Lightning Talk - Application Security in a DevOps World: Three Methods for Shifting Left

Presented at AppSec USA 2016, Oct. 13, 2016, 9:45 a.m. (10 minutes)

Application Security in a DevOps World: Three Methods for Shifting Left  Operations has always resided clearly outside of development. Release candidates are tossed over the fence by development and operations was expected to "just make it work." The same can be said about many other activities, including application security. This isn't intended to be derision aimed at development-it's just a feature of how processes have historically been demarcated.  But with the emergence of the DevOps movement, organizations are beginning to apply the "shift-left" principle associated with early testing toward other facets of application development.

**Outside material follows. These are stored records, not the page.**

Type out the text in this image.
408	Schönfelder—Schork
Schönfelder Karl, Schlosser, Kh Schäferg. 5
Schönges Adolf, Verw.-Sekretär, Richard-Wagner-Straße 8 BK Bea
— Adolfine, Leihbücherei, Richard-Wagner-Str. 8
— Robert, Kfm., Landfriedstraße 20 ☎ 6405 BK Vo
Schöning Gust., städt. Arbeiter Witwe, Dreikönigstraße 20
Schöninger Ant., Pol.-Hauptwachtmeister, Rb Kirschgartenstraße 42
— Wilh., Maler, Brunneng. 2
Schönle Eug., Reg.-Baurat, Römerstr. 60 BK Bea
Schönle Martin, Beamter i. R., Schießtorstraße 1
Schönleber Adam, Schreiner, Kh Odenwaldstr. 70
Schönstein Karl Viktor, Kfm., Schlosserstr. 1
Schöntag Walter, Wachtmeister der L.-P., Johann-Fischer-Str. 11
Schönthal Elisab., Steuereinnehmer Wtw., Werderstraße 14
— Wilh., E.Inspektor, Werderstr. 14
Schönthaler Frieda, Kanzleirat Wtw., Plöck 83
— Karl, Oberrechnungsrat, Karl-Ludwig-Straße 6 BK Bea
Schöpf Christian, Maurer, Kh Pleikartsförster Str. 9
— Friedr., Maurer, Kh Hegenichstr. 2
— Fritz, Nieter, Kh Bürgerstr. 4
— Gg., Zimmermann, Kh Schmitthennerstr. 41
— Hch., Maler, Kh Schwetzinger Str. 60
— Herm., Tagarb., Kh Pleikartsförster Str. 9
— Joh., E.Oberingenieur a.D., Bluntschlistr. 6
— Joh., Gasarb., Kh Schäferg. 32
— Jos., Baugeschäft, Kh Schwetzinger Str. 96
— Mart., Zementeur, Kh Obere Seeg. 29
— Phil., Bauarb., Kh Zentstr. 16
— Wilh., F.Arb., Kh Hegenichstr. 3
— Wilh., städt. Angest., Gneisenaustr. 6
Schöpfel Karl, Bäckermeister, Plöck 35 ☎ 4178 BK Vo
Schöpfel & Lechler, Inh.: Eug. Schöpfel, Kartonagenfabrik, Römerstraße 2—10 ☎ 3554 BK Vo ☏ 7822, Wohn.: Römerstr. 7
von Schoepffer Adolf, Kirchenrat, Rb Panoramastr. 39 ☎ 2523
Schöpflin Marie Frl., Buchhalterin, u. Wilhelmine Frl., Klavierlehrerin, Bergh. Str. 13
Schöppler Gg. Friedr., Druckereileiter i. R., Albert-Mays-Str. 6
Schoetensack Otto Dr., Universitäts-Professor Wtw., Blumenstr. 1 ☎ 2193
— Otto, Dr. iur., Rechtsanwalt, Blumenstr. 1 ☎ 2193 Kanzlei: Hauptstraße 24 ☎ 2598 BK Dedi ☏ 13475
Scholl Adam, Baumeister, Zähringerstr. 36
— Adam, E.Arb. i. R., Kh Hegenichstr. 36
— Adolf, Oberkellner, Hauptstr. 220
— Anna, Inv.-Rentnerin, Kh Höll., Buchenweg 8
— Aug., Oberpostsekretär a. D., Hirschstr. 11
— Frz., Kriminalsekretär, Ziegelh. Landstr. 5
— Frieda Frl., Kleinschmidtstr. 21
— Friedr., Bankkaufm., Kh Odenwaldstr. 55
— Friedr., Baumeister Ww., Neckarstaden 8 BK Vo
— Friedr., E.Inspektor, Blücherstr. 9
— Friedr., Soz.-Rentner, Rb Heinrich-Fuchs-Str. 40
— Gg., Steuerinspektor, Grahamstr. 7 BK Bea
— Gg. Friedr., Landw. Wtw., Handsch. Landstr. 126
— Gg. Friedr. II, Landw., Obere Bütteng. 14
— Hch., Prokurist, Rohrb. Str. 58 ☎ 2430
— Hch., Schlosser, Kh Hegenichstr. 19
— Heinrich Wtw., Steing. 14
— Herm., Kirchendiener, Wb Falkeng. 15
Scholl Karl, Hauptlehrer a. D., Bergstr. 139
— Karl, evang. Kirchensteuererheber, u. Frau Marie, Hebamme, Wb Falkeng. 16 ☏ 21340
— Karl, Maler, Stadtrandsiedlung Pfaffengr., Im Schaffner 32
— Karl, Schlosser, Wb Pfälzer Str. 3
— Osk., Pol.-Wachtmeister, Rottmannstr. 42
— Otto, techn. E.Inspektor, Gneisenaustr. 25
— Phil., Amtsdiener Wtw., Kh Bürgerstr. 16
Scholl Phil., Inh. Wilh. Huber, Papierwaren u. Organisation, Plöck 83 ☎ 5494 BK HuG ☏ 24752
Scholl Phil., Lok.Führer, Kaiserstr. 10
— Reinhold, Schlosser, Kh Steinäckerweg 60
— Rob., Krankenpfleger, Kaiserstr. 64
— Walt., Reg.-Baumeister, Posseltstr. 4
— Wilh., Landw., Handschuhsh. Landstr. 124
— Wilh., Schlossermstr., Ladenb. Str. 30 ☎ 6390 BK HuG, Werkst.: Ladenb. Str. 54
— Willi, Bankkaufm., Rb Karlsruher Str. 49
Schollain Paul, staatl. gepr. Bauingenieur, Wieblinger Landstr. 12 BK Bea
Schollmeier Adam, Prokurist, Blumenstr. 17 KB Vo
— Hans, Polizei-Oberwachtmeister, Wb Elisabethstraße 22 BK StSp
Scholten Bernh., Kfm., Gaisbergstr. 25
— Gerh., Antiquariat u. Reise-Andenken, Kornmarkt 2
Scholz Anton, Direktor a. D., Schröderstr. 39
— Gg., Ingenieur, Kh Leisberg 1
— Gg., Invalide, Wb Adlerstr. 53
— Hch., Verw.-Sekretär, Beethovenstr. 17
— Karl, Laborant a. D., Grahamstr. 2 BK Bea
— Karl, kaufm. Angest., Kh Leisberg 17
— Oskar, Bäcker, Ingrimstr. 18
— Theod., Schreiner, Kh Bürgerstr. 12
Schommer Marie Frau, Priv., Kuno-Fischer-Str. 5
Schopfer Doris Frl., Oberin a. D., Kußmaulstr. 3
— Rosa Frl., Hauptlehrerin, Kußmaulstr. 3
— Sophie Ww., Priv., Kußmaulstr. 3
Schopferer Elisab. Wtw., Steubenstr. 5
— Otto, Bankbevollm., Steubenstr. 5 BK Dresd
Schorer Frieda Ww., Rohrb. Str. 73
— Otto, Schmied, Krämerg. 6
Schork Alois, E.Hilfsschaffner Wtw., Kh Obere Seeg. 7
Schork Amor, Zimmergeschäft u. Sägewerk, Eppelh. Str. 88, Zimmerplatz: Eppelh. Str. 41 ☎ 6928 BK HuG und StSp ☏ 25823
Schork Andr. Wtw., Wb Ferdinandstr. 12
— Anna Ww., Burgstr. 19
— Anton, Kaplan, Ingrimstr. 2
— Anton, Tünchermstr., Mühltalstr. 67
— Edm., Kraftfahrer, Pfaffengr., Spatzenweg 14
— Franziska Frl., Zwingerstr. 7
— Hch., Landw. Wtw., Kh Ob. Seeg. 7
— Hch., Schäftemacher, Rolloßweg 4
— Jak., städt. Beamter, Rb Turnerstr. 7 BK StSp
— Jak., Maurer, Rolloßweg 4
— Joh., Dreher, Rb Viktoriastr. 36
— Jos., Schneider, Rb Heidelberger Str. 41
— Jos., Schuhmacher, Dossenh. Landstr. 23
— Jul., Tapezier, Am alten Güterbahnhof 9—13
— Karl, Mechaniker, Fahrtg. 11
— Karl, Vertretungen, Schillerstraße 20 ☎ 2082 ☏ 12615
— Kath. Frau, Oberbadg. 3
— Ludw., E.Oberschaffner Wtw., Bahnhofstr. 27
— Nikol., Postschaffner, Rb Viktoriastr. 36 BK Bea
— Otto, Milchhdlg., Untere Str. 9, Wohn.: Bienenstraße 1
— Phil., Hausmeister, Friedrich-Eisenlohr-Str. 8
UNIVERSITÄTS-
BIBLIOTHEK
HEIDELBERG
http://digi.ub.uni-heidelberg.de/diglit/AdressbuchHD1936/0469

Security, which has been treated as something you can test into an application, should be built into an application according to DevOps principles.  In this presentation, we discuss how to get development and operations working together to build security into the application. We'll outline three methods and discuss their merits and drawbacks: • Penetration testing: This is the approach most commonly used. • Hybrid testing: By applying flow (dynamic analysis) early in the process, you can that look for possible paths through the code that lead to security flaws. • Preventative testing: By taking a standards-based approach and implementing a set of activities that target defects that lead to security vulnerabilities, you are able to get ahead of security issues that diminish the effectiveness of DevOps approaches.


  • Aaron Lindsay
    Aaron Lindsay been helping Parasoft's clients harden code, develop functional testing solutions, and virtualize their environments for almost 4 years. He has worked on projects all across America and South America, incorporating service virtualization into verticals that range from banking and healthcare to defense organizations. Aaron also worked with R&D team under Dr. Ciera Jaspan to identify collaboration constrains in Java frameworks and developed static analysis tools that would identify defects. He also contributed to the California Aqueducts Project.